ヤツガシラの登場、および女王の足に毛が生えている、などの逸話があるのは前者の流れ。これがヨーロッパにも伝わる。
対して、約束の石板などを盗み出して持ち帰るエピソードがあるのは、後者の流れ。ちなみにエチオピアでは、現在もその石板が祭られていると信じられている。

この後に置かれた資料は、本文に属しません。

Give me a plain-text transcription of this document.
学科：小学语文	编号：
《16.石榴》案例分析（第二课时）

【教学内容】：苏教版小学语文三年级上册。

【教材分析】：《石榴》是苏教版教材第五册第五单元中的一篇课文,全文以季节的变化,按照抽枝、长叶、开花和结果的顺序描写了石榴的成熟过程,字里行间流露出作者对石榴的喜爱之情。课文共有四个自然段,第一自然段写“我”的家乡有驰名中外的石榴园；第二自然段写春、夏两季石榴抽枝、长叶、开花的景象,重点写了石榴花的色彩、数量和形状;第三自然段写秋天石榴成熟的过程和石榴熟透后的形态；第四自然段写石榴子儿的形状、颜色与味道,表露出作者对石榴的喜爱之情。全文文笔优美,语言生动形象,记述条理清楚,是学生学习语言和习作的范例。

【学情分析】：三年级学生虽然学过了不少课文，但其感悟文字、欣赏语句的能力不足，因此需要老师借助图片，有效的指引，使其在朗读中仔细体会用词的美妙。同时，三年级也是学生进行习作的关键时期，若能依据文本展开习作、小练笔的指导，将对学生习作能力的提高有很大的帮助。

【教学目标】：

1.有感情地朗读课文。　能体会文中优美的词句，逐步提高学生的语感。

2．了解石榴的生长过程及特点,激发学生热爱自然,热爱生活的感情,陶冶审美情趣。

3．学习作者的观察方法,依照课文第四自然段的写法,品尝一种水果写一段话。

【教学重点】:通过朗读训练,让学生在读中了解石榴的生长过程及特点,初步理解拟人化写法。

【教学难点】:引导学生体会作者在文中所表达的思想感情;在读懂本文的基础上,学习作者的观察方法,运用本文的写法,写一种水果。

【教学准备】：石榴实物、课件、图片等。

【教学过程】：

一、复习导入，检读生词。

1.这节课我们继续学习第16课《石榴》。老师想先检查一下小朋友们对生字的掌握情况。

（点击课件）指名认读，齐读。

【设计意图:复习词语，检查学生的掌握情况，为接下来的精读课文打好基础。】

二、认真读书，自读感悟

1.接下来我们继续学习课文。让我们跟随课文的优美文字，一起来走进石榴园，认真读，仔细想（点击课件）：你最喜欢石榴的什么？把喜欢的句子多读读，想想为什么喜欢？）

女王の名前を「ビルキス」や「バルキス」とする流れのほうでは、パルミラの女王ゼノビアがイメージのモデルになっているのでは、とする説がある。
また「マケダ」とする流れのほうでは、たとえばヌビアの女王アマニトレなど、エジプト南方に実際に女王の支配された国があった古代の記憶が混じっているのではないかともされる。

いずれも、シバの女王は伝説上の人物で(もっともエチオピアの伝承では「シバ」という国名が出てこないが)、原型となるかもしれない人物も特定されてはいない。ただし地理的な意味でいうと、史実として存在した可能性のある「シバの国」はイエメン、ということ。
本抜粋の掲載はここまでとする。